SemioTagger technology categorized documents from the Highways Agency’s existing Web sites, the site of the Department of Transport, and other roads-related resources. Semio’s product sorts the documents and concepts pulled from them into navigable topic hierarchies, which enables Highways Agency employees to quickly find the specific information they need and discover new associations between pieces of information.
The documents automatically feed into the Plumtree Corporate Portal, used as the framework for the Highways Agency’s 3Net portal initiative, which mandates the integration of the agency’s intranet, extranet, and Internet sites as a single, consistent, and up-to-date source for employees and authorized users.
“The Semio/Plumtree joint solution provides an ideal balance between the automation and customization needed for creating and maintaining large directories,” says John Walford, IT infrastructure manager for the Highways Agency. “During our pilot phase, Semio was able to categorize and provide a taxonomic structure for the data we provided within just two days.
“At that point, we knew we could quickly organize data for easier access with minimal human intervention and we had greater confidence that a larger roll-out would be successful within our projected timeframe.”
The agency said it chose Semio to provide the software because it offers a more granular and more accurate system than traditional document-based categorization products and because it allows all materials to be classified at one time, which eliminate the need to re-classify content separately for different communities.
SIDEBAR: Taxonomy at The Hartford
Hartford Technology Services Company, a subsidiary of The Hartford Financial Services Group Inc., is an in-house technology-consulting firm. To help with content management, the company has been implementing Sopheon technology.
“We had a need for expertise location and understanding who’s who within our organization,” says Jeff McCartney, knowledge coordinator for Hartford Technology Services Company. “As we started to go down that path, we knew we also had some longer term needs with regards to document management, content management, and having a portal, so we decided to go through the exercise of doing a knowledge mapping process to really understand what we knew.
“As a consulting firm it was very important for us to be able to provide to our staff the knowledge of who knows what, what information we have, and making it as accessible as possible so when they’re on assignment, they can draw upon that to help bring value to the clients they serve. We have implemented a taxonomy within the Sopheon tool so that it provides an additional way of getting to who knows what about a particular topic.
“You can still go to a search engine, but one of the things we were concerned about is making sure there are alternate ways for people to find information. Sometimes people discover things just by browsing so we wanted to provide that capability. By having that taxonomy and refining it through the implementation of our expertise location tool, it’s providing the baseline we will be using when we actually select and implement the document-management tool.”

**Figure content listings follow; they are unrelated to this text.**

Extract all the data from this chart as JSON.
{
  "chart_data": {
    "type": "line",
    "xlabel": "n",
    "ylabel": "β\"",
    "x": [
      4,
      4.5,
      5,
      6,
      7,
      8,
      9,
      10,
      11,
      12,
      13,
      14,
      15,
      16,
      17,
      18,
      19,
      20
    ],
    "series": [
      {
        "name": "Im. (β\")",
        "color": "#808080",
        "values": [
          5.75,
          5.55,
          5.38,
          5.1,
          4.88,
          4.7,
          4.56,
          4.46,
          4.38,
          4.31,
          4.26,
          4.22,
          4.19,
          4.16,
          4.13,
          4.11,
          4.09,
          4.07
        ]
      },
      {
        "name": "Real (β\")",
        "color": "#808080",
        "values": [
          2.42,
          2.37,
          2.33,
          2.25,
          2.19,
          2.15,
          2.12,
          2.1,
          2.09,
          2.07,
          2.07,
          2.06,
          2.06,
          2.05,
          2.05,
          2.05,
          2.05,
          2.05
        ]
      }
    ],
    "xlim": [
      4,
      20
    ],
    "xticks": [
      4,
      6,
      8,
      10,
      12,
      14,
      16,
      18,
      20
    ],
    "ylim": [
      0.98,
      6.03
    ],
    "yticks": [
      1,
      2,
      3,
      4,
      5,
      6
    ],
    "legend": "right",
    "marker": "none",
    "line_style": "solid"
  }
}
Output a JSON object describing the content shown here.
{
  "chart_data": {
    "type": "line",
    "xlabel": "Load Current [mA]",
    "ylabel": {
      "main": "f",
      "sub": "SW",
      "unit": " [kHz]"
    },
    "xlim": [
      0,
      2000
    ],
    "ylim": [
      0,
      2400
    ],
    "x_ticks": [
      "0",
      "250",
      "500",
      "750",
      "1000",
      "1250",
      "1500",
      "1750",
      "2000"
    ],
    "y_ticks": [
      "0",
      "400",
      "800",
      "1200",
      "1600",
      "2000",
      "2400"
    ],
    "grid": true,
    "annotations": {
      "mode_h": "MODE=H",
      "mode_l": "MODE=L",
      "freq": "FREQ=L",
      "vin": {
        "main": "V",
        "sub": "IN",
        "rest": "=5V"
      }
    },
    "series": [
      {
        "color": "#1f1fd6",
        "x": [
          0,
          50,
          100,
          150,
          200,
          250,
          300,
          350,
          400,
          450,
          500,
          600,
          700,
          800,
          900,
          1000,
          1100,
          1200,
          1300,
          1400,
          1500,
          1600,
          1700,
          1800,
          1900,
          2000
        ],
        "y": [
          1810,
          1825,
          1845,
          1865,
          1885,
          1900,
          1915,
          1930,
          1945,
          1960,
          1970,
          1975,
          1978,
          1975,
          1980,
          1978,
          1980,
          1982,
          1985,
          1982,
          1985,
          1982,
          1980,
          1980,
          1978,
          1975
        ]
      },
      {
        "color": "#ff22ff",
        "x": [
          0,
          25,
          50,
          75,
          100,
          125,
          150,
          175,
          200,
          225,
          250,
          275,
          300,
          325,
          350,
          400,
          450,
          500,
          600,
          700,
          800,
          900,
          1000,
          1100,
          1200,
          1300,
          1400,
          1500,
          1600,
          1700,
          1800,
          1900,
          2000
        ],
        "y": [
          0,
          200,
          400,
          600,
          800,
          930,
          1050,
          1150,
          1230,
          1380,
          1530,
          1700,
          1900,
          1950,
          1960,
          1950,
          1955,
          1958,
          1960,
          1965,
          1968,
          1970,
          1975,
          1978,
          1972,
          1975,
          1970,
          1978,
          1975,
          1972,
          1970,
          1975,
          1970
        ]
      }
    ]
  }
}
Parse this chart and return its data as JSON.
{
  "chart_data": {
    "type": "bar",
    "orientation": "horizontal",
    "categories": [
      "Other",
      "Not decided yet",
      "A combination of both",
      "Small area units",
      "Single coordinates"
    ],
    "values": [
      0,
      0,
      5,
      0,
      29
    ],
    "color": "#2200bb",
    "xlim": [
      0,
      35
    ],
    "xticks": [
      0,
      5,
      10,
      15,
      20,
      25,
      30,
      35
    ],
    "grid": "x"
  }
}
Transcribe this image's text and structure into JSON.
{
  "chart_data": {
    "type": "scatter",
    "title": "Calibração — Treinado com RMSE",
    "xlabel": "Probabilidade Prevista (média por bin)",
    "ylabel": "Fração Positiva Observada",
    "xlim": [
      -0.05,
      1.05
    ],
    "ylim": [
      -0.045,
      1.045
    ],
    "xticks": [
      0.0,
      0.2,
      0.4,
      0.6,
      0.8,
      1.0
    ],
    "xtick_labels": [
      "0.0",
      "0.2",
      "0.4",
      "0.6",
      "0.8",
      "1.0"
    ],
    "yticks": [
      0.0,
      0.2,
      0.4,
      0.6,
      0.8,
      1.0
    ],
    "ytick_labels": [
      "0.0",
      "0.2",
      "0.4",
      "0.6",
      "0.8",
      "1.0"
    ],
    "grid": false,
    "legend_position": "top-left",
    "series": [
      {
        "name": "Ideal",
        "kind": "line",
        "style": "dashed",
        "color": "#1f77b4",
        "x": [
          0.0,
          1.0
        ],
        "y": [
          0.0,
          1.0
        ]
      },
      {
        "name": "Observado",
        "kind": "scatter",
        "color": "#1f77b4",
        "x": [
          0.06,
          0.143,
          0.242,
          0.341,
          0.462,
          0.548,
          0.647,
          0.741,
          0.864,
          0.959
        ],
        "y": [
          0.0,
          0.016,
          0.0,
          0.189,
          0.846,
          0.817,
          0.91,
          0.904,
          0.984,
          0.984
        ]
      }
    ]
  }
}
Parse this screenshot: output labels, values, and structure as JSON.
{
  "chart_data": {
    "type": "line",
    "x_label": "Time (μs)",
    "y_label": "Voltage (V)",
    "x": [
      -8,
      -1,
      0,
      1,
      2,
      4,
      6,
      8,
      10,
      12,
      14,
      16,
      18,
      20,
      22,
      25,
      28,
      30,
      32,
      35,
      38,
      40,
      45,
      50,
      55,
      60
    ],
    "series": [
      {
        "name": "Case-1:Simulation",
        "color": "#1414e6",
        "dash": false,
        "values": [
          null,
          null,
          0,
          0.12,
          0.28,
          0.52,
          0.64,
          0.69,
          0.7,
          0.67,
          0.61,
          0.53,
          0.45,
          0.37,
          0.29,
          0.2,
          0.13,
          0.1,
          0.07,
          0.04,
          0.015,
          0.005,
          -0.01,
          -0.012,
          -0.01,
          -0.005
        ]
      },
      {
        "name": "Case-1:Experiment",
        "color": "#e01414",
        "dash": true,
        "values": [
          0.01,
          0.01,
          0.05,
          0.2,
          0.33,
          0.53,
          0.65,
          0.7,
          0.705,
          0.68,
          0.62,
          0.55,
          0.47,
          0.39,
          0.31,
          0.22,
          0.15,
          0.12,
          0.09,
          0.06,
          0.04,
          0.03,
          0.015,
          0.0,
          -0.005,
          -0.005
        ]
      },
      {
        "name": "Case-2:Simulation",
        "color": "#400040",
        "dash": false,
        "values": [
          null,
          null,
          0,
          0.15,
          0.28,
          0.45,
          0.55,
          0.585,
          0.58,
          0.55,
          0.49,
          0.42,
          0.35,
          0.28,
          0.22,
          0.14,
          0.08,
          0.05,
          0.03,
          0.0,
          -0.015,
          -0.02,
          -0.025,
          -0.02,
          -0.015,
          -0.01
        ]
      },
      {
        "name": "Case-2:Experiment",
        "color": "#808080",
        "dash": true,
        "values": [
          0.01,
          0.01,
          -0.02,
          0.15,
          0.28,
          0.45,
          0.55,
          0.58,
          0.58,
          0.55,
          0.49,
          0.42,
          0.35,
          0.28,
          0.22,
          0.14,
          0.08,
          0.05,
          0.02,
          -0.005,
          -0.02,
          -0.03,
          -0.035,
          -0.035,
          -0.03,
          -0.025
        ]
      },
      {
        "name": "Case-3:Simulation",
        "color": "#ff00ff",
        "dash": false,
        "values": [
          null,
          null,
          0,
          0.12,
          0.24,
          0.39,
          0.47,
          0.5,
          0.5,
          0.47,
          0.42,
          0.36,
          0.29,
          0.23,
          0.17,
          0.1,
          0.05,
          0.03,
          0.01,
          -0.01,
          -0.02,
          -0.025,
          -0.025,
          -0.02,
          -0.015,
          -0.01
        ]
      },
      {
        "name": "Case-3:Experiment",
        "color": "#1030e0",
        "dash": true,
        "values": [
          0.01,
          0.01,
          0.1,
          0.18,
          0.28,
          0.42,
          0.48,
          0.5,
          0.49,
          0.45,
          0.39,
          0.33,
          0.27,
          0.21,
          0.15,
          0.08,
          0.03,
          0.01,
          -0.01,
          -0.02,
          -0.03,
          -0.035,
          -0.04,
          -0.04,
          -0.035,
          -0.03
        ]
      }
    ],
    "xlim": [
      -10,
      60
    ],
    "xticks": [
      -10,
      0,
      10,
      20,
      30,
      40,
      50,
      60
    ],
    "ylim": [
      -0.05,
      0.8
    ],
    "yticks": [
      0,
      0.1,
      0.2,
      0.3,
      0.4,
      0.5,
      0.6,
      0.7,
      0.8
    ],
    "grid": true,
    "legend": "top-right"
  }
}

What advice would McCartney offer other organizations considering using taxonomy products? “First, understand your specific needs before you start down the path of selecting a tool or a vendor. We initially planned to start implementing the technology about two years ago, and I’m glad we didn’t. I’m glad we stepped back and said, ‘No, let’s take a page from our own methodology and do a needs analysis first.’ Based on the analysis, we came up with a completely different direction in terms of our actual knowledge needs.”